Hadrien se resservit de faro. La tête lui tournait un peu.

— Antoine, je suis sensible à ce chœur de gens sincères, mais quelles paroles ! C’est à nouveau la guerre, la vengeance, un sang impur… Tant qu’on vantera les nations, on chantera la violence. Mais je suis conscient qu’il faudra passer par là. À l’unique condition que tous les actes que nous poserons soient tournés vers un seul but : le progrès de l’humanité entière et non simplement l’unité de quelques provinces rassemblées.
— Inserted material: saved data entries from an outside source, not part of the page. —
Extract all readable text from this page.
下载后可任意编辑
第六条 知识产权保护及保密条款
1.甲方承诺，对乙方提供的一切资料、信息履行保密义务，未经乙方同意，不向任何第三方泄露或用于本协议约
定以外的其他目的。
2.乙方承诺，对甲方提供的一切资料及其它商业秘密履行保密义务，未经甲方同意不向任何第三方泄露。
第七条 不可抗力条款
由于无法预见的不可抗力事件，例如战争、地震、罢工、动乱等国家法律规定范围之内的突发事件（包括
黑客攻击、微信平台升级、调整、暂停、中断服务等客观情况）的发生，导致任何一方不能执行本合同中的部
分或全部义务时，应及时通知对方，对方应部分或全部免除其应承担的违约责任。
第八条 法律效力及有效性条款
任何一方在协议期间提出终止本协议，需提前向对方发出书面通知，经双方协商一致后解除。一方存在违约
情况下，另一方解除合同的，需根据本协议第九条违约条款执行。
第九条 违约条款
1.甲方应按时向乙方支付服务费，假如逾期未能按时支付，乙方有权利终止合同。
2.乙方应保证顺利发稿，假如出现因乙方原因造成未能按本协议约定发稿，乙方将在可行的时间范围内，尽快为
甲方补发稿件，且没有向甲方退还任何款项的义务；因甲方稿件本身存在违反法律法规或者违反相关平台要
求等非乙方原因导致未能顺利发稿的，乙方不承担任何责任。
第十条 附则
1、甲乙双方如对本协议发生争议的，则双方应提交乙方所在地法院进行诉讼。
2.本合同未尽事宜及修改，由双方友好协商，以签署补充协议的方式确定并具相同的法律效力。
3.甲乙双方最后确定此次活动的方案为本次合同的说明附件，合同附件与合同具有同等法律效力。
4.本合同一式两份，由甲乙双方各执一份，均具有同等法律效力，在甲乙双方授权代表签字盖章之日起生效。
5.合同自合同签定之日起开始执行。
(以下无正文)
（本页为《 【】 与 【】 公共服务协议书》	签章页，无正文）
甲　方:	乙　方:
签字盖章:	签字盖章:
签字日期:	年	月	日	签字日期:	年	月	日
— Hadrien, il nous faudra une constitution. Un texte fort, universel, pour que la petite voix de ce nouveau peuple se fasse entendre dans le concert des nations par sa pureté qui ne pourra que couvrir les fausses notes des imprécateurs. Alors qu’importe que ce soit une monarchie ou une république.

Il leva son verre et l’entrechoqua avec celui d’Hadrien. Celui-ci avait des larmes dans les yeux. La fumée, sans doute.

— Tu crois que ce pays aura de l’avenir ?

— Tout ce qui se crée peut se défaire. Mais si cela se fait au détriment des principes fondamentaux, alors, cela voudra dire que les générations futures auront décidé d’ignorer les sacrifices de leurs aînés.

— Ou simplement leur bon sens. L’égoïsme du pouvoir rend aveugle et sourd, comme Guillaume Ier qui ne se rend pas compte de ce qui se passe ici.

— Je me suis toujours méfié de l’Orange, qu’importe sa couleur.

Ils prirent encore quelques chopes avec Cantoni, apostrophèrent ceux qu’ils connaissaient du journal ou du parti, discutèrent de la journée du lendemain et profitèrent, dans l’impasse de la Fidélité, d’un réverbère pour se soulager du trop-plein de liquide de la nuit. La nuit qui faisait place à une aube claire, un nouveau jour.

Ils s’embrassèrent encore et encore sur les pavés rugueux de la ville, se fixant rendez-vous au théâtre, en riant déjà de la prestation de Lafeuillade.

Mais ce soir-là, 25 août 1830, à la Monnaie, le ténor Lafeuillade dans le rôle de Masaniello chanta juste.